Chamber Music by Lawrence Dillon: 1. Furies and Muses (1997); 2. Devotion (1996); & 3. Jests and Tenderness (1998)Jeff Keesecker, bassoon, & the Cassatt String Quartet (1); Ransom Wilson, flute, with members of the Borromeo String Quartet (2); & The Mendelssohn String Quartet (3). Albany Records Troy 513, ©2002, 65:01, $16.95.

In 1985, New Jersey native Lawrence Dillon ( became the youngest composer to earn a doctorate at The Juilliard School. Notes with this collection of his works reveal that “he studied privately with Vincent Persichetti, and in classes with Milton Babbitt, Elliott Carter, David Diamond and Roger Sessions. Upon graduation he was appointed to the Juilliard faculty.”

This CD of delightful and engaging music has multiple connections with North Carolina. Since accepting the position of Assistant Dean at the North Carolina School of the Arts in 1990, he has become Composer in Residence and the conductor of SACE, the NCSA Contemporary Ensemble. The Cassatt String Quartet was in residence at East Carolina University a few seasons ago. The Mendelssohn String Quartet, which has made several Triangle appearances, continues as members of the Artist Faculty of the NCSA, where they perform a series of concerts annually. Founded by Durham’s own virtuoso violinist Nicholas Kitchen and his wife, cellist Yeesun Kim, the Borromeo String Quartet is well-known statewide. The Mary Duke Biddle Foundation, the Winston-Salem Arts Council, the NCSA, and anonymous donors funded this recording.

Even if I had not found the music to be inventive and skillfully scored, I would have been tempted to return to the recording because of the excellence of the engineering. The full range and colors of all the instruments have been ideally captured. Balances between woodwind solos and strings are fine. The composer’s notes about the music are models of their kind, well written and very much to the point.

The composer describes “Furies and Muses” as “a musical juxtaposition of violence and elegance: throughout the piece, aggressive gestures are suddenly transformed into phrases of great delicacy, and vice versa.” The four movements use traditional forms in nontraditional ways. The full range of the bassoon is exploited in this fascinating and imaginative score; at one point it almost sounds like a saxophone.
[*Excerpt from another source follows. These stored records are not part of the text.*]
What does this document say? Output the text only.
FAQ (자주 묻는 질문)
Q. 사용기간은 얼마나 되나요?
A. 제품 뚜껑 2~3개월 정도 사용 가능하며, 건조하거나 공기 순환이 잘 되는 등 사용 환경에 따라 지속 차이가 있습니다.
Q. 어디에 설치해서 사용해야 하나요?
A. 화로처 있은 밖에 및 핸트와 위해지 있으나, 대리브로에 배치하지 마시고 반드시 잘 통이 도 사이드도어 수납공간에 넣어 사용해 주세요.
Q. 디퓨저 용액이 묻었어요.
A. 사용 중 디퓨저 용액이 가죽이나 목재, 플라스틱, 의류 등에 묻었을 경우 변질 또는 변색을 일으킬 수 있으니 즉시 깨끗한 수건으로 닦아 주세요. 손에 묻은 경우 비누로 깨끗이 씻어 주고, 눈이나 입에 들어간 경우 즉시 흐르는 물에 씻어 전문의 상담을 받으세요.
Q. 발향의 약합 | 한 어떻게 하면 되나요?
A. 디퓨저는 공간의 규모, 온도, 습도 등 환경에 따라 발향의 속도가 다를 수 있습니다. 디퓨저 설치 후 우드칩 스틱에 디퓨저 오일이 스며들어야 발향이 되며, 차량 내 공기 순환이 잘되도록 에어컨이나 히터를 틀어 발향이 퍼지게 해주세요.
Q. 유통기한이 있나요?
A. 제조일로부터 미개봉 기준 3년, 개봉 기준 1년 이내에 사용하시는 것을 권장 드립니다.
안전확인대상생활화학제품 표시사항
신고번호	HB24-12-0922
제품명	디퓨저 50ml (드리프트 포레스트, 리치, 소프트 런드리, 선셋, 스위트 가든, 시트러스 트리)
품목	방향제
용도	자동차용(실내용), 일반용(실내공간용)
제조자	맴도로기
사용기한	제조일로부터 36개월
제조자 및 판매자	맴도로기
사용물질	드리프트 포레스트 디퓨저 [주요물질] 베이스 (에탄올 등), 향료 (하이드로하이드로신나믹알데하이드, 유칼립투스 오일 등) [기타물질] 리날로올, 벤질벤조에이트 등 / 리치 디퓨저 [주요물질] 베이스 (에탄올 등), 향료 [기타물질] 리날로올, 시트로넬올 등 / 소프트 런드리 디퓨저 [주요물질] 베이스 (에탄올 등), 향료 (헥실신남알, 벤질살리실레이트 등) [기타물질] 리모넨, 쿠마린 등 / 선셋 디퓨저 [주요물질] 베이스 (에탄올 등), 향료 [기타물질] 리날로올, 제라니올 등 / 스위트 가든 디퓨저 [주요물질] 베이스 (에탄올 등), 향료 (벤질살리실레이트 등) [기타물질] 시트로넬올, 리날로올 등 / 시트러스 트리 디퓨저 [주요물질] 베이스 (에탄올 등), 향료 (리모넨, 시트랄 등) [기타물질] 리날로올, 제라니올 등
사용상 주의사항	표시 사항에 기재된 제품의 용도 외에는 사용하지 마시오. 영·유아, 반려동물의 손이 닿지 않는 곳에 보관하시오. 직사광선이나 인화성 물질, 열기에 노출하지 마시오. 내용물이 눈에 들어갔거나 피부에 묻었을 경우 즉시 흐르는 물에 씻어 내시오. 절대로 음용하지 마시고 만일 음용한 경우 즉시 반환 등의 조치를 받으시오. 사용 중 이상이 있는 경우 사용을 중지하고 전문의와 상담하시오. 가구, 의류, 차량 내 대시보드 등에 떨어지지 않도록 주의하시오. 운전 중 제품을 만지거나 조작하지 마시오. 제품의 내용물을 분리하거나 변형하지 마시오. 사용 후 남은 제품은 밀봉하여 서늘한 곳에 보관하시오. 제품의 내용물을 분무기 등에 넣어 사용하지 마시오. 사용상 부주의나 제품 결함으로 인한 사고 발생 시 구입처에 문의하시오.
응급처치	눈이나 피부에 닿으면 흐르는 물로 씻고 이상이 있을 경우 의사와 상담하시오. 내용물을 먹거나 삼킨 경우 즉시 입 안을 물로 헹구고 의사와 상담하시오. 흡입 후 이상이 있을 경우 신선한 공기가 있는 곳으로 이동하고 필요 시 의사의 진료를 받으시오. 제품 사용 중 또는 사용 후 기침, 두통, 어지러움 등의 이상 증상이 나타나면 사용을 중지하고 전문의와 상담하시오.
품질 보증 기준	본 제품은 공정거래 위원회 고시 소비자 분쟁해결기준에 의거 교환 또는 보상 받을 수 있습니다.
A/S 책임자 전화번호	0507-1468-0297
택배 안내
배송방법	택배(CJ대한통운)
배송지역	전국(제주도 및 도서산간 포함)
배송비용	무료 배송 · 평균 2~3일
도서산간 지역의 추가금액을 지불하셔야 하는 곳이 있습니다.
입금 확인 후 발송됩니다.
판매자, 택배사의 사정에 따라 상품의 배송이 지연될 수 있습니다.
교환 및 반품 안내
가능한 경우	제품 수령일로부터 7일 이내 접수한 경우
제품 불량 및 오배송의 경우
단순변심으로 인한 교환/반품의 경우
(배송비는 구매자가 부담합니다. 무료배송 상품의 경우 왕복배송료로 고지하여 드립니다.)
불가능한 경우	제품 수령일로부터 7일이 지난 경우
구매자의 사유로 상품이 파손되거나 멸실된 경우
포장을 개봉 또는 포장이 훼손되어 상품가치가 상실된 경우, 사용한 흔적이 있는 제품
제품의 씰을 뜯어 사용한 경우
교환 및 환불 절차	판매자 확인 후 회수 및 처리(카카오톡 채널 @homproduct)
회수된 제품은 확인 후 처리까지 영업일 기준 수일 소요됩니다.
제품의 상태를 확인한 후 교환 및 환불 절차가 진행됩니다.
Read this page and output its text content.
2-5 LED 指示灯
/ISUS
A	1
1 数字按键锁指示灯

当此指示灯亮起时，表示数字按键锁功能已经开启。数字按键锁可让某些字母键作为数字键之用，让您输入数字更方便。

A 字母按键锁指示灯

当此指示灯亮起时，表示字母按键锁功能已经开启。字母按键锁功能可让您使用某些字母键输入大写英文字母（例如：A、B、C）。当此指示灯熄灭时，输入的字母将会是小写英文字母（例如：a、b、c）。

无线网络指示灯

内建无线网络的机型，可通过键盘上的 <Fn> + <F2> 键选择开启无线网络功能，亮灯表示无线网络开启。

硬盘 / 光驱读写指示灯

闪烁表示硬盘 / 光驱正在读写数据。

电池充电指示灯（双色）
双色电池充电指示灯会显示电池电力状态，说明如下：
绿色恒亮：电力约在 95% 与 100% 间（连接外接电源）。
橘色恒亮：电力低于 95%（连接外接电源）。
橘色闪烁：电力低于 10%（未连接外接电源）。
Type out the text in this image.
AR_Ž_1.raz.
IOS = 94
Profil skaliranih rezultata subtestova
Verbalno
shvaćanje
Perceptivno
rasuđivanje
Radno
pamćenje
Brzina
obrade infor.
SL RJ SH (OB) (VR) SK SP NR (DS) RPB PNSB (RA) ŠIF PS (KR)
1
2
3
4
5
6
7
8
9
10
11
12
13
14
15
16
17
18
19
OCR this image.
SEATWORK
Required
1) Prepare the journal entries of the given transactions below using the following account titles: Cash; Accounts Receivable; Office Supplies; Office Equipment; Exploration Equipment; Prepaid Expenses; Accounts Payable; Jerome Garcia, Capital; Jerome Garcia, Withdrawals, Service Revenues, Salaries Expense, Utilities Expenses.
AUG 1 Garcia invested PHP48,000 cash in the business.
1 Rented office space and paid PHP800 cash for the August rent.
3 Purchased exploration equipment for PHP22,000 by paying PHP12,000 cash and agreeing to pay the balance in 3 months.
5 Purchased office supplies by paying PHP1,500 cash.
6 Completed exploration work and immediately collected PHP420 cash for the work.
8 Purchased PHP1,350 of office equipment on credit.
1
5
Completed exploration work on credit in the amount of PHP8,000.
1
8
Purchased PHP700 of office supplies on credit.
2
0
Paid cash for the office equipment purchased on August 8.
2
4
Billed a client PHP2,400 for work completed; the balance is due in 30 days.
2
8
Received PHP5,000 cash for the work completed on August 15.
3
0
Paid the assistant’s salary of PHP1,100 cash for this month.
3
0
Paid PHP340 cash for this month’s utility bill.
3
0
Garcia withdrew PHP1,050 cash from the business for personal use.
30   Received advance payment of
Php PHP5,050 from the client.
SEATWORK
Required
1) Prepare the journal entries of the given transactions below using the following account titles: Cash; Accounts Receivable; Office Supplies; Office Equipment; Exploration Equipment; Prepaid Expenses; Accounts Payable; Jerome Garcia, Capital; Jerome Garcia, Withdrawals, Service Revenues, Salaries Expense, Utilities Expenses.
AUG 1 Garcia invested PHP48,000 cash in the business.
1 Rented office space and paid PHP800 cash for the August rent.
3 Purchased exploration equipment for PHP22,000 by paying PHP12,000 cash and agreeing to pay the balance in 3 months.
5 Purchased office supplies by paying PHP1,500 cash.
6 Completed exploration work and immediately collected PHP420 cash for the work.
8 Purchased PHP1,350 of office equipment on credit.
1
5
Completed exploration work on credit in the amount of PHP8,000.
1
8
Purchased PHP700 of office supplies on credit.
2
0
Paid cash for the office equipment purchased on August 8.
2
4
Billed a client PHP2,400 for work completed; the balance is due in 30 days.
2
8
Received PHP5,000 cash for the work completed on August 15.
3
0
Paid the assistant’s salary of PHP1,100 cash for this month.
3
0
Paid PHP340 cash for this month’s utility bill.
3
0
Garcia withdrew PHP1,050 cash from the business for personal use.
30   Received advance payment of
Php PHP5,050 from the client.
Dillon uses the “Medieval clausula form (a type of variation in which the melody is intertwined with fragments of itself) in the single movement… ‘Devotion.'” Flutist Ransom Wilson states the theme with “three increasingly fervent variations” while the “three string instruments, playing the intertwining fragments, are muted and bowing over the fingerboards throughout.” Joining Wilson are violinist Kitchen, violist Mai Motobuchi, and cellist Kim. This is a lovely and haunting work.

Dillon describes “Jests and Tenderness” as “a meditation on the Classical scherzo.” The form was used often by Classical and Romantic composers to “play jokes on the listener, on other composers or even on the performers.” To bolster his purpose, the composer draws upon the anthropological and psychological roots of humor and the multilevel and contradictory functions it can have. The first movement satirizes both “the abrasive monotony of contemporary popular music” and the “elitist pretensions of the current classical music scene.” The second movement, a typical scherzo, has “edgy harmonics and odd phrasing.” A brief vigorous fugue leads directly into the extensive final nocturne.

None of the music on this disc is dry or academic; the CD repays frequent listening. These works ought to be given repeated live performances. It would be wonderful if all new music received such meticulous care as these three quartets and the soloists invest in Dillon’s scores. It would be wonderful, too, if all new music were as worthy of such attention as these three compositions!